The Parkway Ranger testified he observed these tire or skid marks: The first set of marks extended 136 feet before leaving the pavement. The next set was off the pavement on the right, on the “solid turf, grass shoulder,” extending 116 feet. The next set extended diagonally across the twenty-foot (paved) road, a distance of 116 feet. It was 103 feet from the northern end of these skid marks to the wrecked car. The Cadillac had turned over several times and was down the embankment on the left side of the Parkway.
Defendants stress Hale v. Hale, 219 N.C. 191, 13 S.E. 2d 221, where Barnhill, J. (later C.J.), after citing Young v. Dyer, 161 Va. 434, 170 S.E. 737, and Thomas v. Snow, supra, and other Virginia decisions, stated: “The operation of an automobile at an excessive rate of speed by an inexperienced, unskillful and incompetent person 17 years of age who, by reason of his inexperience, lack of skill and incompetency, lost control of the car which leaves the pavement and goes into a ditch, does not constitute gross negligence.” In these and other Virginia decisions cited by defendants, the evidence tended to show proper prior operation of the automobile, with the acquiescence of the passenger, and the evidence as to the negligence, of the driver related solely to what occurred on the occasion of the accident.
Here, according to plaintiff’s testimony, what occurred on “Felts Hill” was not an isolated incident but the tragic climax of Elizabeth’s negligent operation of the Cadillac from Low Gap up the mountain and thereafter along the Parkway toward Fancy Gap. There was evidence that, in addition to specific prior instances of negligent driving, Elizabeth persisted, with the acquiescence of Jones, in operating the Cadillac notwithstanding plaintiff’s protests and in disregard of repeated warnings that she slow down and drive more carefully. Her lack of experience and skill, when she persisted in operating the Cadillac under these circumstances, tends to magnify rather than minimize the negligent character of her conduct. Moreover, her persistence in driving down “Felts Hill” at excessive speed, notwithstanding the additional warnings of the “Speed 35” signs, supports the view she was responsible for the emergency situation in which she *428slapped or slammed on her brakes in such manner as to cause her to lose control of the car.
“If a number of negligent acts are so combined that reasonable men may differ as to whether their cumulative effect shows a form of recklessness or a total disregard of all precautions akin to willful and wanton misconduct, it is a question for the jury whether such negligence amounts to gross negligence.” Kennedy v. McElroy, supra; Mitchell v. Wilkerson, 193 Va. 121, 67 S.E. 2d 912; Drumwright v. Walker, 167 Va. 307, 189 S.E. 310. When tested by this rule, we are of opinion, and so decide, that the evidence, when considered in the light most favorable to plaintiffs, was sufficient to require submission for determination by the jury of issues as to whether the wreck of the Cadillac and the resulting personal injury and damages were proximately caused by the gross negligence of defendants.
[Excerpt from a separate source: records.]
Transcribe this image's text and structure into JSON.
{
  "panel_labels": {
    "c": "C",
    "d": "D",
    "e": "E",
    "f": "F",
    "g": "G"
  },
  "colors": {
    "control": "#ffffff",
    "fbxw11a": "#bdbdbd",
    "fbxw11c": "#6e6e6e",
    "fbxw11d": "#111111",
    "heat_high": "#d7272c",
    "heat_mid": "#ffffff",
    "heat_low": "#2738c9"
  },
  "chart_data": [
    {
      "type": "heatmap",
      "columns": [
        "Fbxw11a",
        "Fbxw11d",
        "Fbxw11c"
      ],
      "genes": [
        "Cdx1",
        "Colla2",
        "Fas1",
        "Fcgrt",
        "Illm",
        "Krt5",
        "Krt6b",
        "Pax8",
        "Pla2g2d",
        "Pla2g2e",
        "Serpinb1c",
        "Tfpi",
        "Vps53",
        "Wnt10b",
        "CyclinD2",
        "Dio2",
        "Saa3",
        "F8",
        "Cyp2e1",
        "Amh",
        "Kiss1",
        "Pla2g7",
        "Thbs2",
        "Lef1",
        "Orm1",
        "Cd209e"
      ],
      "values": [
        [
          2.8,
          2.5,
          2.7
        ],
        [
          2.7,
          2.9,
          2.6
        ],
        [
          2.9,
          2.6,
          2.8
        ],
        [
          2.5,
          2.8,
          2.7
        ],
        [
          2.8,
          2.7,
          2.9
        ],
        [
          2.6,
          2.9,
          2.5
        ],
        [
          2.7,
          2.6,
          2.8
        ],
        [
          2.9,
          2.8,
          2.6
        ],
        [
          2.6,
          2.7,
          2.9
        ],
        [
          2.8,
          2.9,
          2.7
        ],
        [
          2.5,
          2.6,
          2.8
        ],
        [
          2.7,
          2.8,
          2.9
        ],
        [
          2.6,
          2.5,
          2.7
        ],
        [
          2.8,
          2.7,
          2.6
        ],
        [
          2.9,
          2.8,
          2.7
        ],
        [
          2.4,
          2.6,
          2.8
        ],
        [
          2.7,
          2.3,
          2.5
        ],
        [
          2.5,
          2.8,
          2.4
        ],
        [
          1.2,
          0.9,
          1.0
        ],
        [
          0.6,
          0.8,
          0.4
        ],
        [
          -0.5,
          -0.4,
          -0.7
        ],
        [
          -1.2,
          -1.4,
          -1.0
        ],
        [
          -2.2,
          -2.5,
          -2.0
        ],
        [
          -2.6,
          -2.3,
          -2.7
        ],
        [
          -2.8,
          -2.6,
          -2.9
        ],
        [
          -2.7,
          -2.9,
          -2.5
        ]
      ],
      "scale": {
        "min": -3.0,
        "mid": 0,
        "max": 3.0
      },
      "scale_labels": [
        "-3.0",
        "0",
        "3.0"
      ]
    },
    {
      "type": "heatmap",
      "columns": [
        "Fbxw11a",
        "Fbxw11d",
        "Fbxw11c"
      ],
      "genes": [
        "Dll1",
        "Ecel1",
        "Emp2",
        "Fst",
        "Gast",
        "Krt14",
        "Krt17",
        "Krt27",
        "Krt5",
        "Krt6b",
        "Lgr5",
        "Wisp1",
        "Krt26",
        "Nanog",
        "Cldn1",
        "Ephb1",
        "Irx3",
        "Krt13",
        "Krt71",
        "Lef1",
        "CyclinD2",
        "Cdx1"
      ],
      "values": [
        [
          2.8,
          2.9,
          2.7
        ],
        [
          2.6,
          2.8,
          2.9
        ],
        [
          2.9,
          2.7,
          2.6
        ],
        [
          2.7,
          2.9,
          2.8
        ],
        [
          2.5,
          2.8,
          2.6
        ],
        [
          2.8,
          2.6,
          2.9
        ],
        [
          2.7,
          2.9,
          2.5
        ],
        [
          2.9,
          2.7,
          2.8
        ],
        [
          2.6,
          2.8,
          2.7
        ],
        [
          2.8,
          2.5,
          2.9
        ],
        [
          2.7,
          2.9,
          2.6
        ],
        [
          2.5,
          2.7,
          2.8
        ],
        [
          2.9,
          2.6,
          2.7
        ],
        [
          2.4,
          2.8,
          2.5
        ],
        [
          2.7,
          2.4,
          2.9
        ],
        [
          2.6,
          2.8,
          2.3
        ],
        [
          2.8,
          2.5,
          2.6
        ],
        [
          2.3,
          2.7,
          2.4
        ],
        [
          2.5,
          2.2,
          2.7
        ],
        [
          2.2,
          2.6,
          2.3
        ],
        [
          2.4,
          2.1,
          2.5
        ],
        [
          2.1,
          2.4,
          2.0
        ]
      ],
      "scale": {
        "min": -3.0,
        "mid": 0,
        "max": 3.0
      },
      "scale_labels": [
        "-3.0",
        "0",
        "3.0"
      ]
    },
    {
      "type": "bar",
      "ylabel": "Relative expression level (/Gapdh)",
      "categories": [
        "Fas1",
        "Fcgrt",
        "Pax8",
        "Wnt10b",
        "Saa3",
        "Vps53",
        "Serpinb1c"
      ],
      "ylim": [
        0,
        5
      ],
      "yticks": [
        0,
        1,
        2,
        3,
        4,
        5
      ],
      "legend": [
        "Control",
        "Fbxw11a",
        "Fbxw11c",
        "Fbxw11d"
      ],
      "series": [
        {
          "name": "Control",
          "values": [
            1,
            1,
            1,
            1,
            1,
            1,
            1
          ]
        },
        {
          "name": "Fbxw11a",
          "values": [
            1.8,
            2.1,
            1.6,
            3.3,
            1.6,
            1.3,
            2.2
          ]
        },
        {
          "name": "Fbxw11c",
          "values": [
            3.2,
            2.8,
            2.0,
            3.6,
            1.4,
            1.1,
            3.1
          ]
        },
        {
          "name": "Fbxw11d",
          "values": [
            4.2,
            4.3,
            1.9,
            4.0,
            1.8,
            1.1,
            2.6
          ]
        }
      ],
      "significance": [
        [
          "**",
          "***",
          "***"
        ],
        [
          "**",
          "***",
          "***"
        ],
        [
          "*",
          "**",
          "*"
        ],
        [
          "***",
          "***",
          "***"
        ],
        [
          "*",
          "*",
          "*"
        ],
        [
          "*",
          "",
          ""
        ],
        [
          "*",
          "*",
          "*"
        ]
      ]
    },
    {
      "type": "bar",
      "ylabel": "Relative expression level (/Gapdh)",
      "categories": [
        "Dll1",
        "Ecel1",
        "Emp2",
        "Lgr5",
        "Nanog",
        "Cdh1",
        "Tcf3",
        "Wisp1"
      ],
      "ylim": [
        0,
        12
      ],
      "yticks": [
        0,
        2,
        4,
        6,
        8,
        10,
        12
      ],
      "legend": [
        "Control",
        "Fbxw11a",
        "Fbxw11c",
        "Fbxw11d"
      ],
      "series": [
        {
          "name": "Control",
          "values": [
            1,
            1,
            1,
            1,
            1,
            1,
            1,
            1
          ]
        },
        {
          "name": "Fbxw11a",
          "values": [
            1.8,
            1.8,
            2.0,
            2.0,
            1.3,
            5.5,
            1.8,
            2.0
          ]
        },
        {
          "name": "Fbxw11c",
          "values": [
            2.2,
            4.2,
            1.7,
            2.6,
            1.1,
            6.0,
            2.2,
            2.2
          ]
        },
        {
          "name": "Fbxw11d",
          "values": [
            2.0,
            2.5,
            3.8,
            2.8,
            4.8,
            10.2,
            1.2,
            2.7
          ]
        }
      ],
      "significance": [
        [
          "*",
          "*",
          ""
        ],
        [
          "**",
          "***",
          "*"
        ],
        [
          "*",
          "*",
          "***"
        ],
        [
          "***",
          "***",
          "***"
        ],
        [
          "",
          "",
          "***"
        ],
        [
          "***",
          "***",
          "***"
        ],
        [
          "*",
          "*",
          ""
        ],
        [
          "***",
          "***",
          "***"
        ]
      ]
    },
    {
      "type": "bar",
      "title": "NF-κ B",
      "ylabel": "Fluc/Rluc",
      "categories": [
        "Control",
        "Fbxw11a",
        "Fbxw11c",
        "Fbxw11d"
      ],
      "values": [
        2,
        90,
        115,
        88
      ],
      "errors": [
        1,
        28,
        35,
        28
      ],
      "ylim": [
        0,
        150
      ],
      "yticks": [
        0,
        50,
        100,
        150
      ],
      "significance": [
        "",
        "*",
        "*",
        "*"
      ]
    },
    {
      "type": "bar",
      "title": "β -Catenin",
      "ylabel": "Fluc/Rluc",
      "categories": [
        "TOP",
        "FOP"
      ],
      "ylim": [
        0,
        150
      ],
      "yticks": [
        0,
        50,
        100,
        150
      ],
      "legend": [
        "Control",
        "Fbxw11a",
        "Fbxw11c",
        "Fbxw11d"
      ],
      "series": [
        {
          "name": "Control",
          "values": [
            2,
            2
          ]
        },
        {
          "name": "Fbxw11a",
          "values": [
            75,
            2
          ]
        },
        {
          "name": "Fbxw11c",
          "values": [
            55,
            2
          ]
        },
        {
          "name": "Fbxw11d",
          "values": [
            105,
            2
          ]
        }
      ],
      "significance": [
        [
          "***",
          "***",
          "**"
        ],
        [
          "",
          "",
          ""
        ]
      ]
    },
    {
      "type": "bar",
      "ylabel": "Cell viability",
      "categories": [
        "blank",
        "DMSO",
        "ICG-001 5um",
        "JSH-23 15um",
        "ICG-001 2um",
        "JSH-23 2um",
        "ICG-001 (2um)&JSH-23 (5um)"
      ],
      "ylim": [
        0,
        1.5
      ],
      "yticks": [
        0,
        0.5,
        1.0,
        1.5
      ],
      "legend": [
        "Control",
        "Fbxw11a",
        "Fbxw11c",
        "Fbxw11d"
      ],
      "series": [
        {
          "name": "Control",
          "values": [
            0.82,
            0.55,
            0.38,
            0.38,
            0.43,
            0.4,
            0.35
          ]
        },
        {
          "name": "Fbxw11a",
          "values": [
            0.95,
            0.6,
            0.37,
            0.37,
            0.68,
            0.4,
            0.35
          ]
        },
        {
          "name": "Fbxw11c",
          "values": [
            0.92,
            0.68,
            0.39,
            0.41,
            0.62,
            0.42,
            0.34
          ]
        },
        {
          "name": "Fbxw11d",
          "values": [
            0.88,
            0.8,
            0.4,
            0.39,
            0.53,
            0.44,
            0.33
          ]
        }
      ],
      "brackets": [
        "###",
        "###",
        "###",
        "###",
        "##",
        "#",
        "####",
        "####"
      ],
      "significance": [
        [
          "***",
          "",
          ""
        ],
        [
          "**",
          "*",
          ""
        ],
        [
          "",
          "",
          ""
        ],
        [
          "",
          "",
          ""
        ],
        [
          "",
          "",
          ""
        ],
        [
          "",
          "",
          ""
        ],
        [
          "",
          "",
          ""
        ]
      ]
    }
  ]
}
It may be conceded the evidence, when considered in the light most favorable to defendants, was sufficient to require the submission for determination by the jury of issues as to whether the alleged contributory negligence of Glenda was a proximate cause of the wreck of the Cadillac. However, when considered in the light most favorable to plaintiffs, it does not establish Glenda’s contributory negligence so clearly no other reasonable inference or conclusion may be drawn therefrom and therefore does not establish contributory negligence as a matter of law. Dennis v. Albemarle, 243 N.C. 221, 223, 90 S.E. 2d 532. It is noted that Glenda became a guest passenger in the Cadillac when Jones, the owner, was driving it, and that Jones continued to drive it until they reached the Grill at Low Gap. In this connection, see Dinkins v. Carlton, 255 N.C. 137, 120 S.E. 2d 543, and cases cited.
For the reasons stated, the judgments of involuntary nonsuit are reversed.